12-02-2017 11:18 AM - edited 12-02-2017 11:29 AM
I have the following UDF :
CREATE FUNCTION myudf(string)
As you can see, my C++ UDF need for each Impala thread to initialize some libraries and data structures with the PrepareLibrariesAndDataStructures function BEFORE the Process function start to be called multiples times.
On the other hand, CloseLibrariesAndCleanupDataStructures need to always be called when the corresponding Impala thread has no other Process function to call, in order to freeup data structure and cleanup libraries.

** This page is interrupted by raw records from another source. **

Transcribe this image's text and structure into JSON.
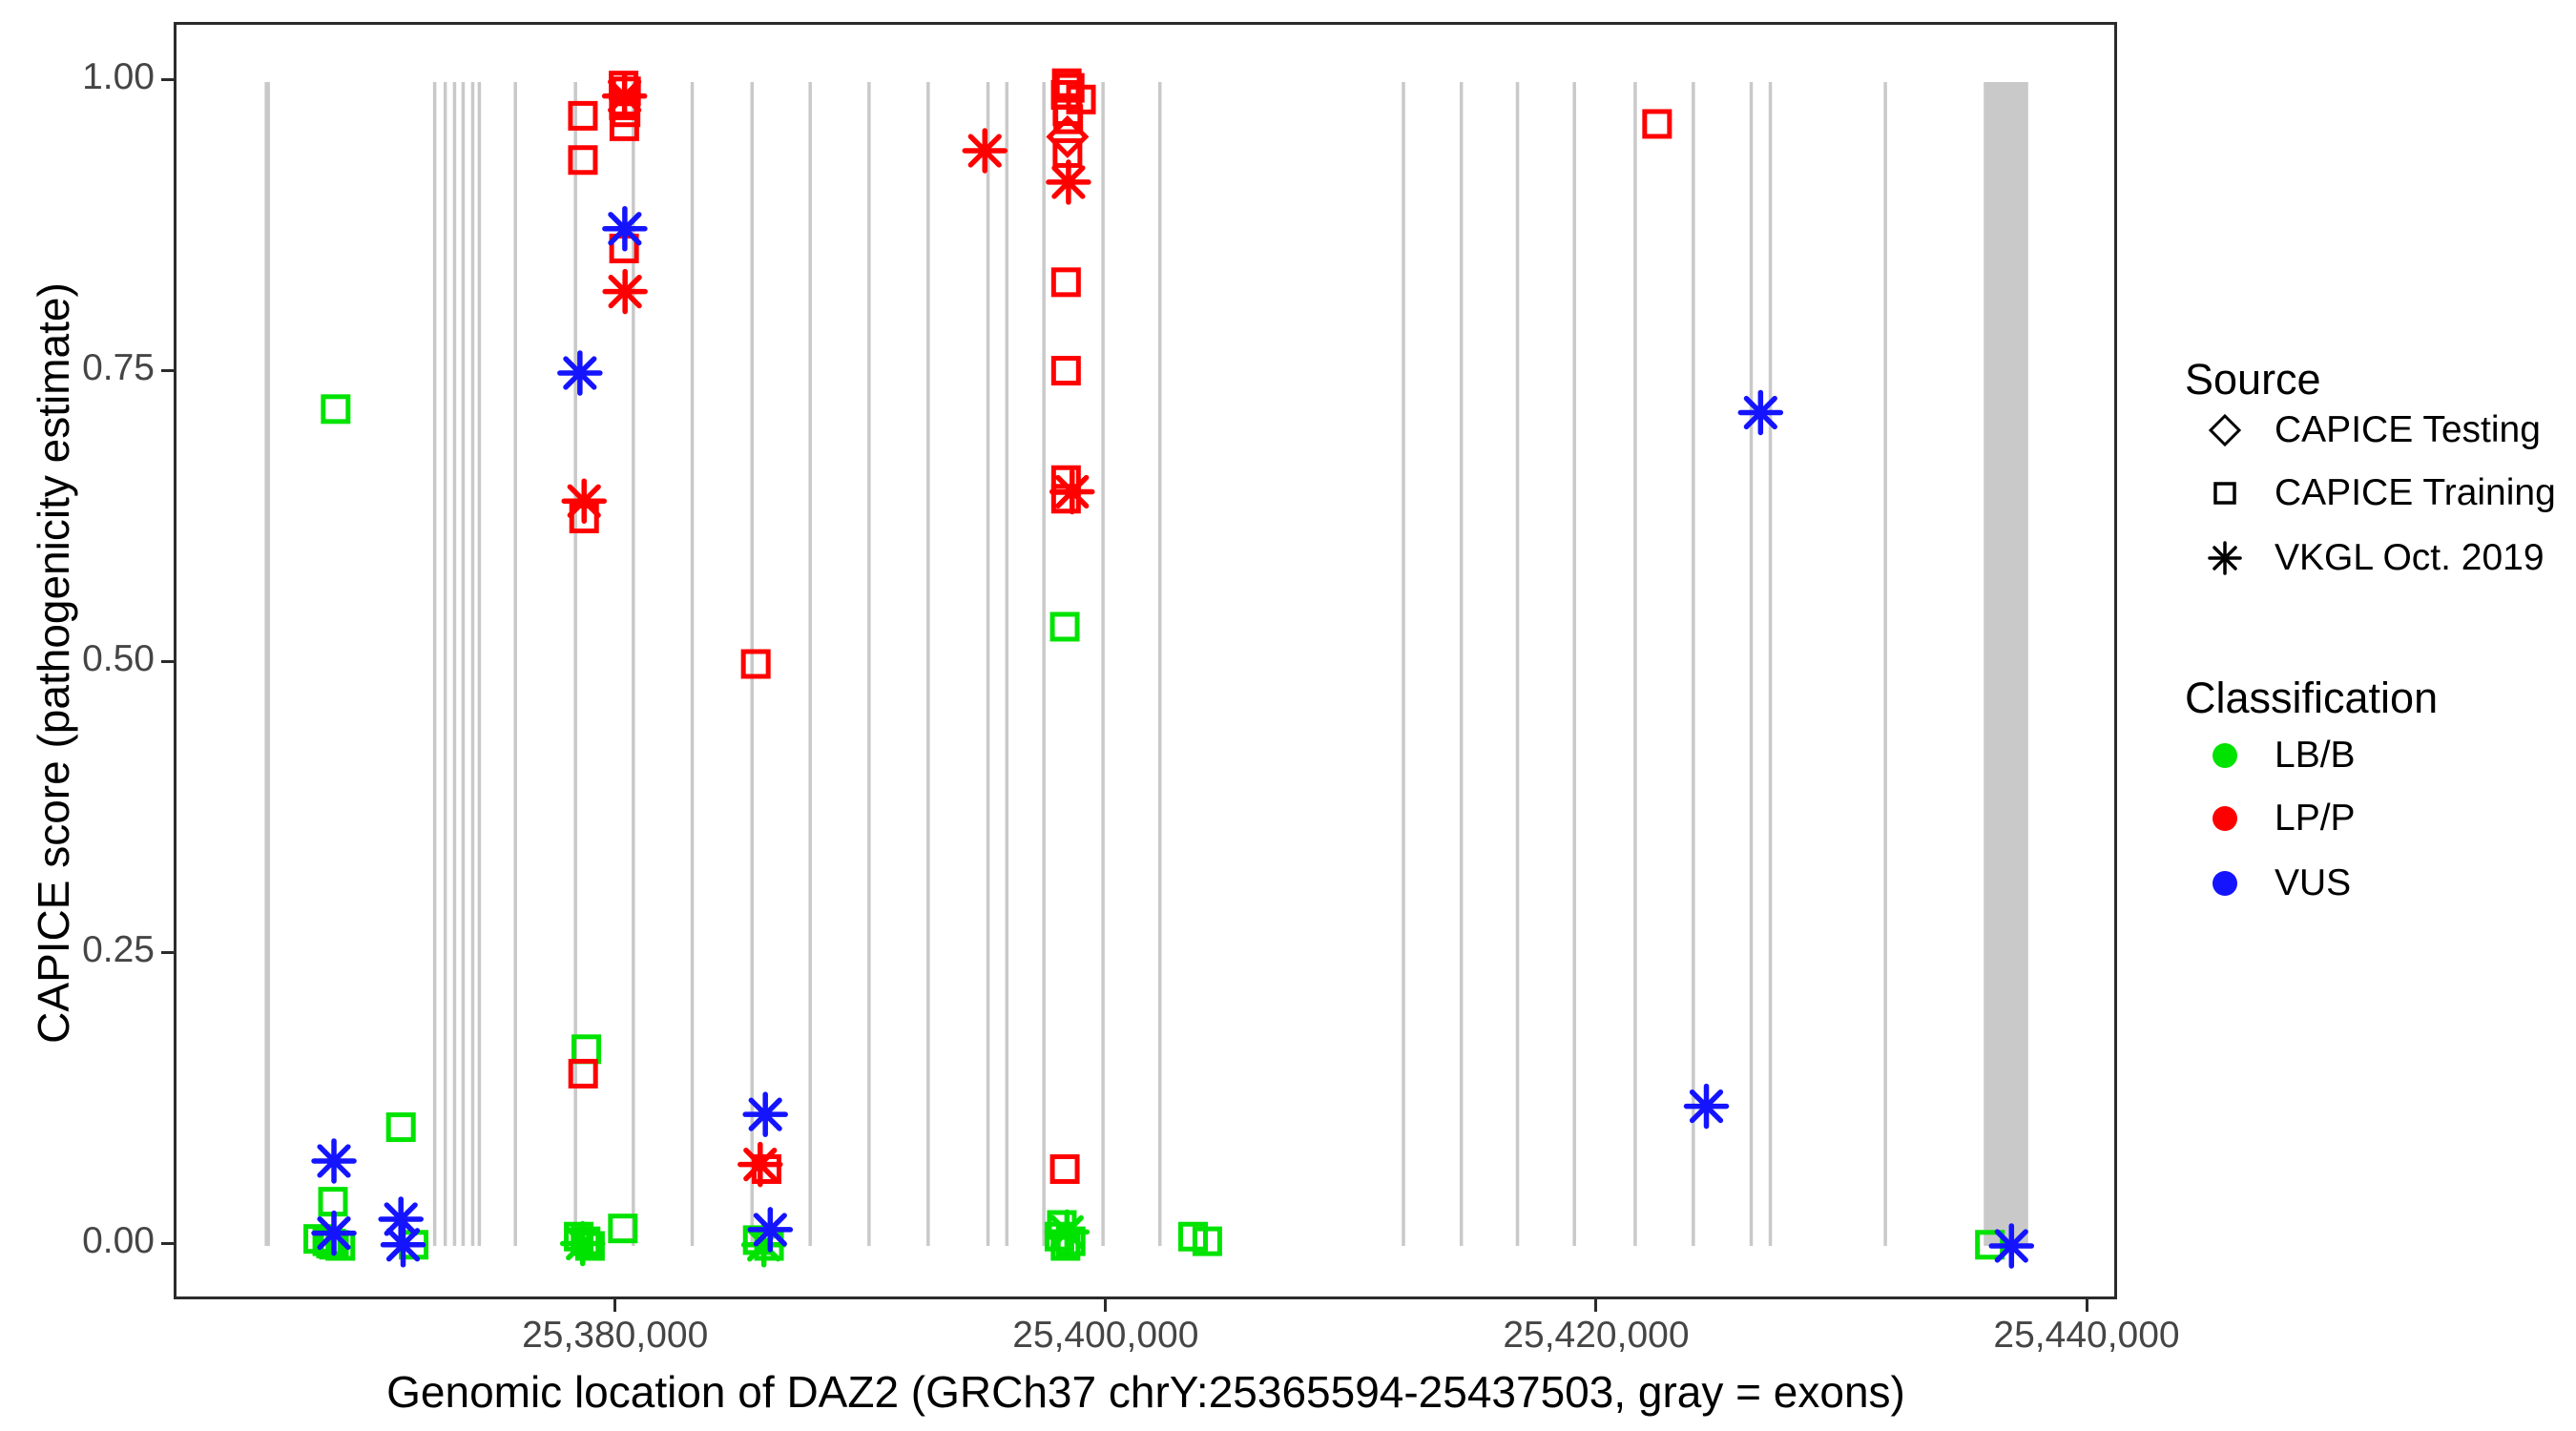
{
  "figure": {
    "x_axis_title": "Genomic location of DAZ2 (GRCh37 chrY:25365594-25437503, gray = exons)",
    "y_axis_title": "CAPICE score (pathogenicity estimate)"
  },
  "legend": {
    "source": {
      "title": "Source",
      "items": [
        {
          "label": "CAPICE Testing",
          "shape": "diamond"
        },
        {
          "label": "CAPICE Training",
          "shape": "square"
        },
        {
          "label": "VKGL Oct. 2019",
          "shape": "asterisk"
        }
      ]
    },
    "classification": {
      "title": "Classification",
      "items": [
        {
          "label": "LB/B",
          "color": "#00E300"
        },
        {
          "label": "LP/P",
          "color": "#FF0000"
        },
        {
          "label": "VUS",
          "color": "#1414FF"
        }
      ]
    }
  },
  "chart_data": {
    "type": "scatter",
    "title": "",
    "xlabel": "Genomic location of DAZ2 (GRCh37 chrY:25365594-25437503, gray = exons)",
    "ylabel": "CAPICE score (pathogenicity estimate)",
    "xlim": [
      25362000,
      25441010
    ],
    "ylim": [
      0,
      1
    ],
    "grid": false,
    "legend_position": "right",
    "x_ticks": [
      {
        "value": 25380000,
        "label": "25,380,000"
      },
      {
        "value": 25400000,
        "label": "25,400,000"
      },
      {
        "value": 25420000,
        "label": "25,420,000"
      },
      {
        "value": 25440000,
        "label": "25,440,000"
      }
    ],
    "y_ticks": [
      {
        "value": 0.0,
        "label": "0.00"
      },
      {
        "value": 0.25,
        "label": "0.25"
      },
      {
        "value": 0.5,
        "label": "0.50"
      },
      {
        "value": 0.75,
        "label": "0.75"
      },
      {
        "value": 1.0,
        "label": "1.00"
      }
    ],
    "colors": {
      "LB/B": "#00E300",
      "LP/P": "#FF0000",
      "VUS": "#1414FF",
      "exon": "#C9C9C9"
    },
    "shape_meaning": {
      "square": "CAPICE Training",
      "diamond": "CAPICE Testing",
      "asterisk": "VKGL Oct. 2019"
    },
    "exons": [
      [
        25365594,
        25365810
      ],
      [
        25372460,
        25372580
      ],
      [
        25372890,
        25373010
      ],
      [
        25373270,
        25373390
      ],
      [
        25373620,
        25373740
      ],
      [
        25374010,
        25374130
      ],
      [
        25374280,
        25374400
      ],
      [
        25375750,
        25375870
      ],
      [
        25378200,
        25378320
      ],
      [
        25380560,
        25380680
      ],
      [
        25382960,
        25383080
      ],
      [
        25385400,
        25385520
      ],
      [
        25387770,
        25387890
      ],
      [
        25390170,
        25390290
      ],
      [
        25392580,
        25392700
      ],
      [
        25395020,
        25395140
      ],
      [
        25395790,
        25395910
      ],
      [
        25397300,
        25397420
      ],
      [
        25399710,
        25399830
      ],
      [
        25402030,
        25402150
      ],
      [
        25411960,
        25412080
      ],
      [
        25414320,
        25414440
      ],
      [
        25416610,
        25416730
      ],
      [
        25418930,
        25419050
      ],
      [
        25421410,
        25421530
      ],
      [
        25423780,
        25423900
      ],
      [
        25426140,
        25426260
      ],
      [
        25426920,
        25427040
      ],
      [
        25431610,
        25431730
      ],
      [
        25435690,
        25437503
      ]
    ],
    "points": [
      {
        "pos": 25368490,
        "score": 0.719,
        "shape": "square",
        "cls": "LB/B"
      },
      {
        "pos": 25368380,
        "score": 0.038,
        "shape": "square",
        "cls": "LB/B"
      },
      {
        "pos": 25367780,
        "score": 0.006,
        "shape": "square",
        "cls": "LB/B"
      },
      {
        "pos": 25368150,
        "score": 0.004,
        "shape": "square",
        "cls": "LB/B"
      },
      {
        "pos": 25368420,
        "score": 0.001,
        "shape": "square",
        "cls": "LB/B"
      },
      {
        "pos": 25368680,
        "score": 0.0,
        "shape": "square",
        "cls": "LB/B"
      },
      {
        "pos": 25368300,
        "score": 0.002,
        "shape": "square",
        "cls": "LB/B"
      },
      {
        "pos": 25371150,
        "score": 0.102,
        "shape": "square",
        "cls": "LB/B"
      },
      {
        "pos": 25371670,
        "score": 0.001,
        "shape": "square",
        "cls": "LB/B"
      },
      {
        "pos": 25378710,
        "score": 0.169,
        "shape": "square",
        "cls": "LB/B"
      },
      {
        "pos": 25380200,
        "score": 0.015,
        "shape": "square",
        "cls": "LB/B"
      },
      {
        "pos": 25378400,
        "score": 0.008,
        "shape": "square",
        "cls": "LB/B"
      },
      {
        "pos": 25378560,
        "score": 0.002,
        "shape": "asterisk",
        "cls": "LB/B"
      },
      {
        "pos": 25378680,
        "score": 0.004,
        "shape": "square",
        "cls": "LB/B"
      },
      {
        "pos": 25378860,
        "score": 0.0,
        "shape": "square",
        "cls": "LB/B"
      },
      {
        "pos": 25385700,
        "score": 0.005,
        "shape": "square",
        "cls": "LB/B"
      },
      {
        "pos": 25385950,
        "score": 0.001,
        "shape": "asterisk",
        "cls": "LB/B"
      },
      {
        "pos": 25386160,
        "score": 0.0,
        "shape": "square",
        "cls": "LB/B"
      },
      {
        "pos": 25398220,
        "score": 0.532,
        "shape": "square",
        "cls": "LB/B"
      },
      {
        "pos": 25398100,
        "score": 0.018,
        "shape": "square",
        "cls": "LB/B"
      },
      {
        "pos": 25398310,
        "score": 0.012,
        "shape": "asterisk",
        "cls": "LB/B"
      },
      {
        "pos": 25398000,
        "score": 0.008,
        "shape": "square",
        "cls": "LB/B"
      },
      {
        "pos": 25398460,
        "score": 0.004,
        "shape": "square",
        "cls": "LB/B"
      },
      {
        "pos": 25398250,
        "score": 0.0,
        "shape": "square",
        "cls": "LB/B"
      },
      {
        "pos": 25403450,
        "score": 0.008,
        "shape": "square",
        "cls": "LB/B"
      },
      {
        "pos": 25404030,
        "score": 0.004,
        "shape": "square",
        "cls": "LB/B"
      },
      {
        "pos": 25435940,
        "score": 0.001,
        "shape": "square",
        "cls": "LB/B"
      },
      {
        "pos": 25378570,
        "score": 0.971,
        "shape": "square",
        "cls": "LP/P"
      },
      {
        "pos": 25378570,
        "score": 0.933,
        "shape": "square",
        "cls": "LP/P"
      },
      {
        "pos": 25380230,
        "score": 0.997,
        "shape": "square",
        "cls": "LP/P"
      },
      {
        "pos": 25380330,
        "score": 0.992,
        "shape": "square",
        "cls": "LP/P"
      },
      {
        "pos": 25380270,
        "score": 0.988,
        "shape": "asterisk",
        "cls": "LP/P"
      },
      {
        "pos": 25380240,
        "score": 0.98,
        "shape": "square",
        "cls": "LP/P"
      },
      {
        "pos": 25380310,
        "score": 0.974,
        "shape": "square",
        "cls": "LP/P"
      },
      {
        "pos": 25380260,
        "score": 0.962,
        "shape": "square",
        "cls": "LP/P"
      },
      {
        "pos": 25380250,
        "score": 0.857,
        "shape": "square",
        "cls": "LP/P"
      },
      {
        "pos": 25380290,
        "score": 0.82,
        "shape": "asterisk",
        "cls": "LP/P"
      },
      {
        "pos": 25378620,
        "score": 0.64,
        "shape": "asterisk",
        "cls": "LP/P"
      },
      {
        "pos": 25378620,
        "score": 0.625,
        "shape": "square",
        "cls": "LP/P"
      },
      {
        "pos": 25378580,
        "score": 0.148,
        "shape": "square",
        "cls": "LP/P"
      },
      {
        "pos": 25385620,
        "score": 0.5,
        "shape": "square",
        "cls": "LP/P"
      },
      {
        "pos": 25385800,
        "score": 0.07,
        "shape": "asterisk",
        "cls": "LP/P"
      },
      {
        "pos": 25386060,
        "score": 0.066,
        "shape": "square",
        "cls": "LP/P"
      },
      {
        "pos": 25394960,
        "score": 0.941,
        "shape": "asterisk",
        "cls": "LP/P"
      },
      {
        "pos": 25398300,
        "score": 0.999,
        "shape": "square",
        "cls": "LP/P"
      },
      {
        "pos": 25398420,
        "score": 0.995,
        "shape": "square",
        "cls": "LP/P"
      },
      {
        "pos": 25398260,
        "score": 0.989,
        "shape": "square",
        "cls": "LP/P"
      },
      {
        "pos": 25398880,
        "score": 0.985,
        "shape": "square",
        "cls": "LP/P"
      },
      {
        "pos": 25398330,
        "score": 0.975,
        "shape": "square",
        "cls": "LP/P"
      },
      {
        "pos": 25398360,
        "score": 0.968,
        "shape": "square",
        "cls": "LP/P"
      },
      {
        "pos": 25398330,
        "score": 0.953,
        "shape": "diamond",
        "cls": "LP/P"
      },
      {
        "pos": 25398330,
        "score": 0.939,
        "shape": "square",
        "cls": "LP/P"
      },
      {
        "pos": 25398370,
        "score": 0.914,
        "shape": "asterisk",
        "cls": "LP/P"
      },
      {
        "pos": 25398270,
        "score": 0.828,
        "shape": "square",
        "cls": "LP/P"
      },
      {
        "pos": 25398270,
        "score": 0.752,
        "shape": "square",
        "cls": "LP/P"
      },
      {
        "pos": 25398270,
        "score": 0.658,
        "shape": "square",
        "cls": "LP/P"
      },
      {
        "pos": 25398270,
        "score": 0.642,
        "shape": "square",
        "cls": "LP/P"
      },
      {
        "pos": 25398520,
        "score": 0.648,
        "shape": "asterisk",
        "cls": "LP/P"
      },
      {
        "pos": 25398220,
        "score": 0.066,
        "shape": "square",
        "cls": "LP/P"
      },
      {
        "pos": 25422370,
        "score": 0.964,
        "shape": "square",
        "cls": "LP/P"
      },
      {
        "pos": 25368420,
        "score": 0.073,
        "shape": "asterisk",
        "cls": "VUS"
      },
      {
        "pos": 25368420,
        "score": 0.011,
        "shape": "asterisk",
        "cls": "VUS"
      },
      {
        "pos": 25371150,
        "score": 0.023,
        "shape": "asterisk",
        "cls": "VUS"
      },
      {
        "pos": 25371240,
        "score": 0.001,
        "shape": "asterisk",
        "cls": "VUS"
      },
      {
        "pos": 25380280,
        "score": 0.874,
        "shape": "asterisk",
        "cls": "VUS"
      },
      {
        "pos": 25378450,
        "score": 0.75,
        "shape": "asterisk",
        "cls": "VUS"
      },
      {
        "pos": 25386010,
        "score": 0.113,
        "shape": "asterisk",
        "cls": "VUS"
      },
      {
        "pos": 25386210,
        "score": 0.014,
        "shape": "asterisk",
        "cls": "VUS"
      },
      {
        "pos": 25426590,
        "score": 0.716,
        "shape": "asterisk",
        "cls": "VUS"
      },
      {
        "pos": 25424380,
        "score": 0.12,
        "shape": "asterisk",
        "cls": "VUS"
      },
      {
        "pos": 25436820,
        "score": 0.0,
        "shape": "asterisk",
        "cls": "VUS"
      }
    ]
  }
}
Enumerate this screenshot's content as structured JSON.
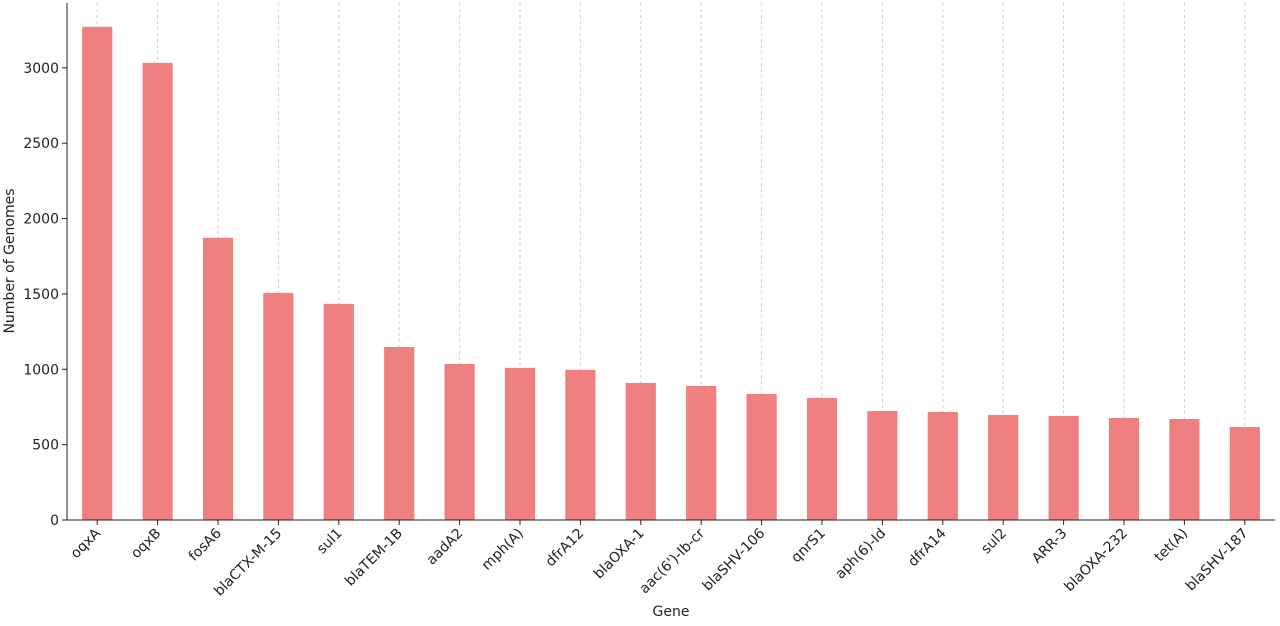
{
  "chart_data": {
    "type": "bar",
    "x_label": "Gene",
    "y_label": "Number of Genomes",
    "categories": [
      "oqxA",
      "oqxB",
      "fosA6",
      "blaCTX-M-15",
      "sul1",
      "blaTEM-1B",
      "aadA2",
      "mph(A)",
      "dfrA12",
      "blaOXA-1",
      "aac(6')-Ib-cr",
      "blaSHV-106",
      "qnrS1",
      "aph(6)-Id",
      "dfrA14",
      "sul2",
      "ARR-3",
      "blaOXA-232",
      "tet(A)",
      "blaSHV-187"
    ],
    "values": [
      3272,
      3033,
      1872,
      1507,
      1434,
      1148,
      1035,
      1009,
      996,
      909,
      889,
      836,
      810,
      723,
      717,
      697,
      690,
      677,
      670,
      617
    ],
    "color": "#f08080",
    "ylim": [
      0,
      3430
    ],
    "yticks": [
      0,
      500,
      1000,
      1500,
      2000,
      2500,
      3000
    ],
    "grid": "x"
  }
}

In order to avoid memory leaks, does Cloudera Impala guarantee that when, either the user cancel the query, or either the Process function fails with setError(), the CLOSE_FN will be still called ?
In other words, can we trust Cloudera Impala, to always call CLOSE_FN when a corresponding PREPARE_FN is called ? Or must we put the data_structures/library initialization/cleanup directly in the SYMBOL Process function to minimize the memory leaks risks ?
Thank you very much !
12-04-2017 05:02 PM
Yes, Close() will be called if the query fails.
Keep in mind that the same UDF can be in use from multiple threads at the same time, so any cleanup logic needs to be thread-safe and not clean up things that other threads might be using.